Characterization of murine lung dendritic cells infected with Mycobacterium tuberculosis.

Lung dendritic cells were identified by immunohistochemistry in lung tissue sections from C57BL/6 mice. Following isolation from the lungs using CD11c magnetic beads, the flow cytometric analysis of I-A(b+) and CD11c(+) cells indicated a mixed population of dendritic cells at different stages of maturation, with most expressing an immature phenotype. When cultured for 7 days with recombinant murine granulocyte-macrophage colony-stimulating factor, 99% of cells were CD11c(+) and had a morphology typical of immature dendritic cells. These cells were negative for CD34, CD14, and CD8 alpha antigens but expressed low levels of the myeloid marker F4/80 and moderate levels of MAC3. All expressed high levels of CD11a (LFA-1), CD11b (Mac1), and CD54 antigens, with low levels of class II major histocompatibility complex. Most cells expressed CD80 but only a small percentage of cells were positive for CD40 and CD86. Both overnight and 7-day cultures of lung dendritic cells were able to phagocytose Mycobacterium tuberculosis, and this was associated with the production of interleukin-12 and stimulation of both naïve and immune T cells to produce gamma interferon.
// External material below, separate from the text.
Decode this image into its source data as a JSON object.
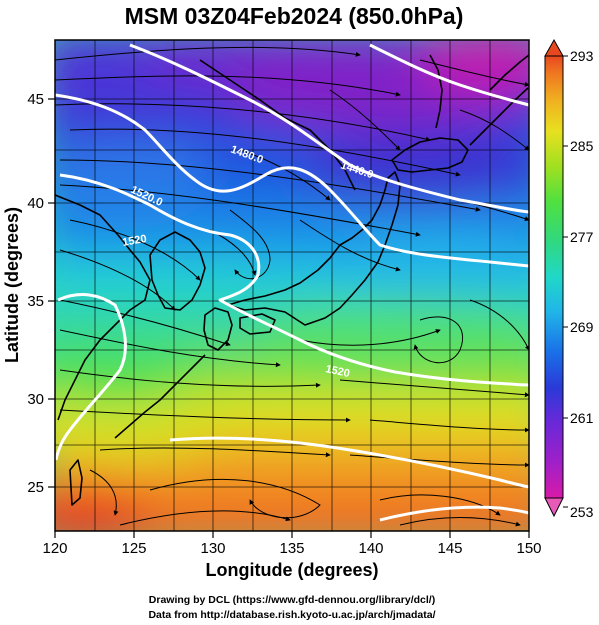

Temporal and spatial arrangement of lymphocytes within lung granulomas induced by aerosol infection with Mycobacterium tuberculosis.

The progression of the immune response in the lungs after aerosol infection with Mycobacterium tuberculosis is a complex cellular event dominated by macrophages and lymphocytes. Although the phenotype of lymphocytes participating in this response is becoming increasingly well characterized, the dynamic influx of these cells during the infection and their spatial arrangements within the lung tissue are still poorly understood. This study shows that in the first month after aerosol infection with M. tuberculosis there was a steady increase in the percentages of total CD3+, CD3+ CD4+ and CD3+ CD8+ cells, with consistently larger numbers of CD3+ CD4+ cells than of CD3+ CD8+ cells. As granuloma formation continued, the granuloma was found to consist of macrophages, CD4, and CD8 T cells, as well as a smaller number of B cells. Whereas CD4 T cells formed organized aggregates, CD8 T cells were fewer and more scattered and tended to be more prominent toward the periphery of the granulomas. The possible ramifications of the juxtapositions of these two major T-cell subsets are discussed.